La historia de Him es común en las guerras civiles: le eligieron el bando. Fue reclutado cuando una guerrilla que luchaba contra el corrupto Gobierno de Nol Lon llegó a su pueblo. Him acudió a una batalla tras otra hasta que huyó. Lo encontraron y amenazaron con matarlo si reincidía. Acabada la guerra, Him era afortunado: estaba en el bando ganador. Pero su huida no se había olvidado.

"´Tienes un problema, lo verás cuando llegues al centro´, me dijo un jemer. Al llegar a S-21 me dieron palizas durante tres días", recuerda. Después le encargaron vigilar a presos. Al principio eran unos 50, pero en 1977 superaban ya los 600. El tránsito era febril: tras una media de tres a seis meses, eran llevados al campo de ejecución de Choeung Ek. Him era entonces conductor de los convoyes de la muerte: dos o tres a la semana, con una veintena de prisioneros. En Choeung Ek han sido desenterrados 9.000 cadáveres de 89 de las 121 fosas censadas. Un número indeterminado son obra de Him.
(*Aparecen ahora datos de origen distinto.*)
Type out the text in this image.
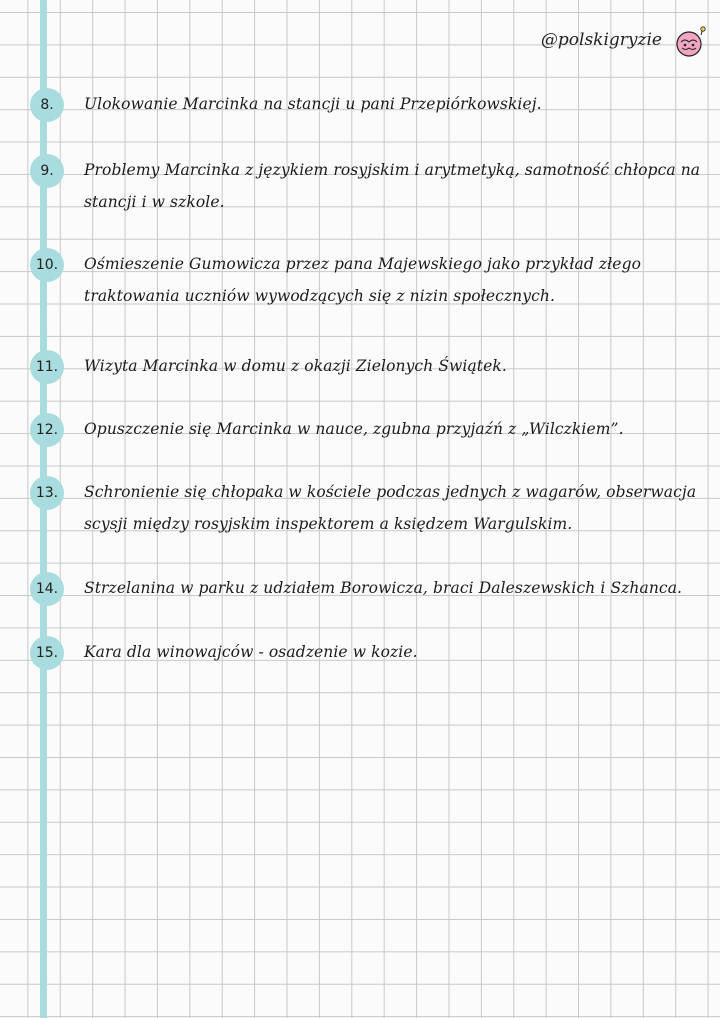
@polskigryzie
8. Ulokowanie Marcinka na stancji u pani Przepiórkowskiej.
9. Problemy Marcinka z językiem rosyjskim i arytmetyką, samotność chłopca na stancji i w szkole.
10. Ośmieszenie Gumowicza przez pana Majewskiego jako przykład złego traktowania uczniów wywodzących się z nizin społecznych.
11. Wizyta Marcinka w domu z okazji Zielonych Świątek.
12. Opuszczenie się Marcinka w nauce, zgubna przyjaźń z „Wilczkiem”.
13. Schronienie się chłopaka w kościele podczas jednych z wagarów, obserwacja scysji między rosyjskim inspektorem a księdzem Wargulskim.
14. Strzelanina w parku z udziałem Borowicza, braci Daleszewskich i Szhanca.
15. Kara dla winowajców - osadzenie w kozie.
"Un día, Duch me preguntó que a cuántos era capaz de matar. ´A mil´, contesté sin dudar. ´¿Solo a mil?´, dijo. Me cabreé mucho. ´No, mataré a más de mil´, respondí. En el primer viaje tuve miedo, pero temía más a Duch ", explica. El equipo de ejecución lo formaban 10 personas, cada uno con su función: niños, mujeres u hombres. Los camiones salían a medianoche, después de informar a los prisioneros de que iban a ser liberados.
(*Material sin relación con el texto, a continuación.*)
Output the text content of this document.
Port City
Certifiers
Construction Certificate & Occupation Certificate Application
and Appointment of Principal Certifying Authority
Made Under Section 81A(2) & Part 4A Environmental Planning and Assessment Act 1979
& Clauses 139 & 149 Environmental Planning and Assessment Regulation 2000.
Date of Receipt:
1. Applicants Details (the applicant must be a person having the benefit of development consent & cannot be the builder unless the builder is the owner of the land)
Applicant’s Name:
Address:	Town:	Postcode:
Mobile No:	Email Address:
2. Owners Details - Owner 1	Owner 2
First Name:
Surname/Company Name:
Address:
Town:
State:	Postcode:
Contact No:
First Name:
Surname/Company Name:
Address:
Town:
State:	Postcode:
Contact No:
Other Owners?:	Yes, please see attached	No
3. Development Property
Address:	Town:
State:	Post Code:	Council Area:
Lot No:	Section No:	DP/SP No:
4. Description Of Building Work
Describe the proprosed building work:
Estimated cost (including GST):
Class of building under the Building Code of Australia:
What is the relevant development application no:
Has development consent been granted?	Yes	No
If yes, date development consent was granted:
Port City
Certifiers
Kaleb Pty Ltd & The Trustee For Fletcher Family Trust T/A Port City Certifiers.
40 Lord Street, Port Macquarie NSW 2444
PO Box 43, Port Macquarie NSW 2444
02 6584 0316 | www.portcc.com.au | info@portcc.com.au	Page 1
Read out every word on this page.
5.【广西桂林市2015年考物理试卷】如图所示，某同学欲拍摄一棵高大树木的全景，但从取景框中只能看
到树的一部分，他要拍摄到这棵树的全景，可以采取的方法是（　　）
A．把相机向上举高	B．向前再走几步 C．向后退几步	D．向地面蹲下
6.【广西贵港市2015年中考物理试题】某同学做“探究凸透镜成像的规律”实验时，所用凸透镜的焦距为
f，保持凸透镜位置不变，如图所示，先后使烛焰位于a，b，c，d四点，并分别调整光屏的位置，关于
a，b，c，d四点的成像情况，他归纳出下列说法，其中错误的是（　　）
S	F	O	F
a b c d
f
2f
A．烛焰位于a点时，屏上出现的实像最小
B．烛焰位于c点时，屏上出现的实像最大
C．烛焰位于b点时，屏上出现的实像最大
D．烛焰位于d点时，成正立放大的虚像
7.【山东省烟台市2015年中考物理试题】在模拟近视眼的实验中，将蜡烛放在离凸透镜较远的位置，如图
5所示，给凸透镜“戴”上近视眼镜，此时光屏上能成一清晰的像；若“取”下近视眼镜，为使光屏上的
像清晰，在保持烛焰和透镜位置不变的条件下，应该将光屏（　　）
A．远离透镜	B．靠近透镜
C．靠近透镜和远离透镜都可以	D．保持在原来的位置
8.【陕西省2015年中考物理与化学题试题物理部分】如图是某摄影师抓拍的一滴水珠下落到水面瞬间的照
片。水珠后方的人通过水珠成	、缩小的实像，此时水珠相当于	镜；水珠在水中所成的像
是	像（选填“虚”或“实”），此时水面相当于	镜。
"Les bajábamos del camión, les atábamos las manos a la espalda, les vendábamos los ojos y les arrodillábamos en paralelo a la fosa. Muchos me imploraban que no les matara. Yo me colocaba detrás y les daba un golpe en el cuello con una azada. A veces eran necesarios dos. Un compañero les acababa de degollar con un cuchillo", cuenta.

Del apenas metro y medio de Him destacan sus manos, gigantes, nervudas, castigadas por la tierra. Con los vietnamitas cerca, Him se enteró de que Duch había matado a varios verdugos. Pensó que quería eliminar testigos y huyó a su pueblo. "Mi familia lo sabe, pero nunca hablamos de eso. Tardé muchos años en desvelárselo a mi mujer. No dijo nada. No sé si comprendió mis razones. Mi hijos tampoco preguntan".

"Olor a sangre"

Solo la cúpula de los jemeres será juzgada, no los cargos intermedios ni guardias. Se entiende que solo cumplían órdenes. " Duch me obligó a matar. Hice cosas que no podré olvidar en mi vida. Aún recuerdo el olor a sangre tras las matanzas. Que le condenen. No lo haría de nuevo, preferiría que me mataran. Me ha arruinado el karma. Desde entonces me esfuerzo en mejorarlo con buenas obras", afirma.

Him simboliza las dificultades de la reconciliación de la sociedad camboyana. ¿Fue una víctima o un verdugo? ¿Esos campesinos desheredados y analfabetos merecen lástima o, en cambio, repudio? ¿Fue inducida su violencia? Si Him no hubiera matado a miles, sus nueve hijos no existirían.

Al despedirme, Him Huy insiste en que contrate a su hijo para conducirme a la ciudad. Cuando me niego, sugiere a mi intérprete que me amenace con violencia para convencerme.